We interviewed Hiroaki Watanabe about the EXRAIL's design. He is the president of PLANE Co., Ltd., and has extensive experience in product development with many well known manufacturers, and worked for frog design, a company famous for designing Macintosh products from the second generation Macintosh and on.
I first heard from Nippon Bearing when they told me they were looking for a product designer. I have never designed a machine part, but I used to collect bearings, nuts, and gears, and always had an interest. Bearings are already exceptional products even without the touch of a designer. I was always touched by its elaborateness and delicacy, and since it was a product that met my principles, I always wanted to design one if I had a chance.

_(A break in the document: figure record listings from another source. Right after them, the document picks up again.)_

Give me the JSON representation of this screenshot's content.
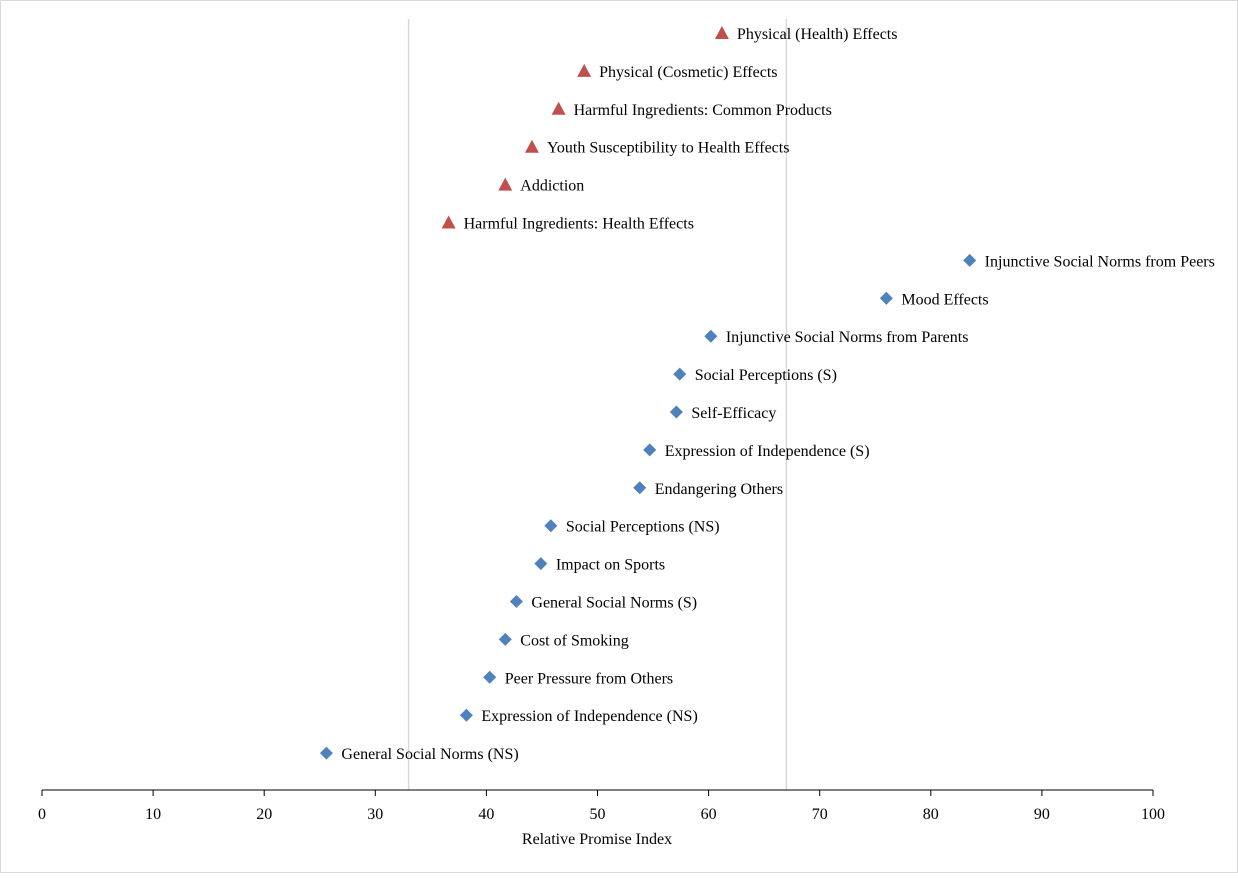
{
  "chart_data": {
    "type": "scatter",
    "title": "",
    "xlabel": "Relative Promise Index",
    "ylabel": "",
    "xlim": [
      0,
      100
    ],
    "x_ticks": [
      "0",
      "10",
      "20",
      "30",
      "40",
      "50",
      "60",
      "70",
      "80",
      "90",
      "100"
    ],
    "reference_lines_x": [
      33,
      67
    ],
    "grid": false,
    "legend": "none",
    "marker_colors": {
      "triangle": "#c0504d",
      "diamond": "#4f81bd"
    },
    "points": [
      {
        "label": "Physical (Health) Effects",
        "x": 61.2,
        "marker": "triangle"
      },
      {
        "label": "Physical (Cosmetic) Effects",
        "x": 48.8,
        "marker": "triangle"
      },
      {
        "label": "Harmful Ingredients: Common Products",
        "x": 46.5,
        "marker": "triangle"
      },
      {
        "label": "Youth Susceptibility to Health Effects",
        "x": 44.1,
        "marker": "triangle"
      },
      {
        "label": "Addiction",
        "x": 41.7,
        "marker": "triangle"
      },
      {
        "label": "Harmful Ingredients: Health Effects",
        "x": 36.6,
        "marker": "triangle"
      },
      {
        "label": "Injunctive Social Norms from Peers",
        "x": 83.5,
        "marker": "diamond"
      },
      {
        "label": "Mood Effects",
        "x": 76.0,
        "marker": "diamond"
      },
      {
        "label": "Injunctive Social Norms from Parents",
        "x": 60.2,
        "marker": "diamond"
      },
      {
        "label": "Social Perceptions (S)",
        "x": 57.4,
        "marker": "diamond"
      },
      {
        "label": "Self-Efficacy",
        "x": 57.1,
        "marker": "diamond"
      },
      {
        "label": "Expression of Independence (S)",
        "x": 54.7,
        "marker": "diamond"
      },
      {
        "label": "Endangering Others",
        "x": 53.8,
        "marker": "diamond"
      },
      {
        "label": "Social Perceptions (NS)",
        "x": 45.8,
        "marker": "diamond"
      },
      {
        "label": "Impact on Sports",
        "x": 44.9,
        "marker": "diamond"
      },
      {
        "label": "General Social Norms (S)",
        "x": 42.7,
        "marker": "diamond"
      },
      {
        "label": "Cost of Smoking",
        "x": 41.7,
        "marker": "diamond"
      },
      {
        "label": "Peer Pressure from Others",
        "x": 40.3,
        "marker": "diamond"
      },
      {
        "label": "Expression of Independence (NS)",
        "x": 38.2,
        "marker": "diamond"
      },
      {
        "label": "General Social Norms (NS)",
        "x": 25.6,
        "marker": "diamond"
      }
    ]
  }
}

Many people see design as a "decoration," but I disagree. Rather, I think design lies in removing the unnecessary things, think about what is most important, what is most necessary, leave those concepts, and to remove all the rest that are unnecessary.
It was close to perfection, and only needed some adjustment of the surfaces. I started to brainstorm ways to accentuate it without adding much. On the other hand, I heard that this was the first time Nippon Bearing worked with an outside designer, and thought they didn't need our services if Nippon Bearing thought of design as a "decoration".
Again, the EXRAIL itself didn't need much modification in its design, as it was already close to perfection. On the other hand, it was important that the EXRAIL's high performance was communicated through its design. The EXRAIL's performance highly exceeds that of other manufacturers' roller guides. This is due to its needle rollers, but the needle rollers are built in and can not be seen from the outside. The challenge was to communicate this advantage, which is not easily seen, and how best to communicate Nippon Bearing's brand image through its design.
Nippon Bearing's corporate colors are orange, green, and blue. I used orange, a symbol of "vitality," for the color of the NB Brand Emblem so that it stands out from the black and silver components. The EXRAIL has an extremely high performance, yet one can not see this from the outside. I'm sure the engineers and staff at Nippon Bearing involved in the development of this product take great pride, and we wanted to express that feeling. The orange emblem symbolizes the pride of the makers and is also a "sign of quality," a promise of the value it provides. The orange emblem, a mark of its high quality, shows that both the maker and user can take pride in the EXRAIL.
I didn't want the design to interfere with the performance of the EXRAIL, and I imagined how the parts were structured inside, and suggested to insert the emblem in between parts instead of adding it on later. By doing so, the emblem will not fall out when the product is being used. The emblem is L shaped, easy to recognize and takes on a 3-dimensional shape when light reflects on it, and by adding it on both corners, I made it so the emblem is apparent from any angle. This is a product that the engineers spent many months and years to reach completion, so I felt it was my mission to finish it well.
The engineers easily understood what I wanted to do, and the communication process went smoothly. We didn't have a huge gap in our ideas of the final design of the product. There usually are differences in opinion that occur with new clients, but even if there are struggles during the design process, I want my clients to say that "we want to do our best and challenge ourselves".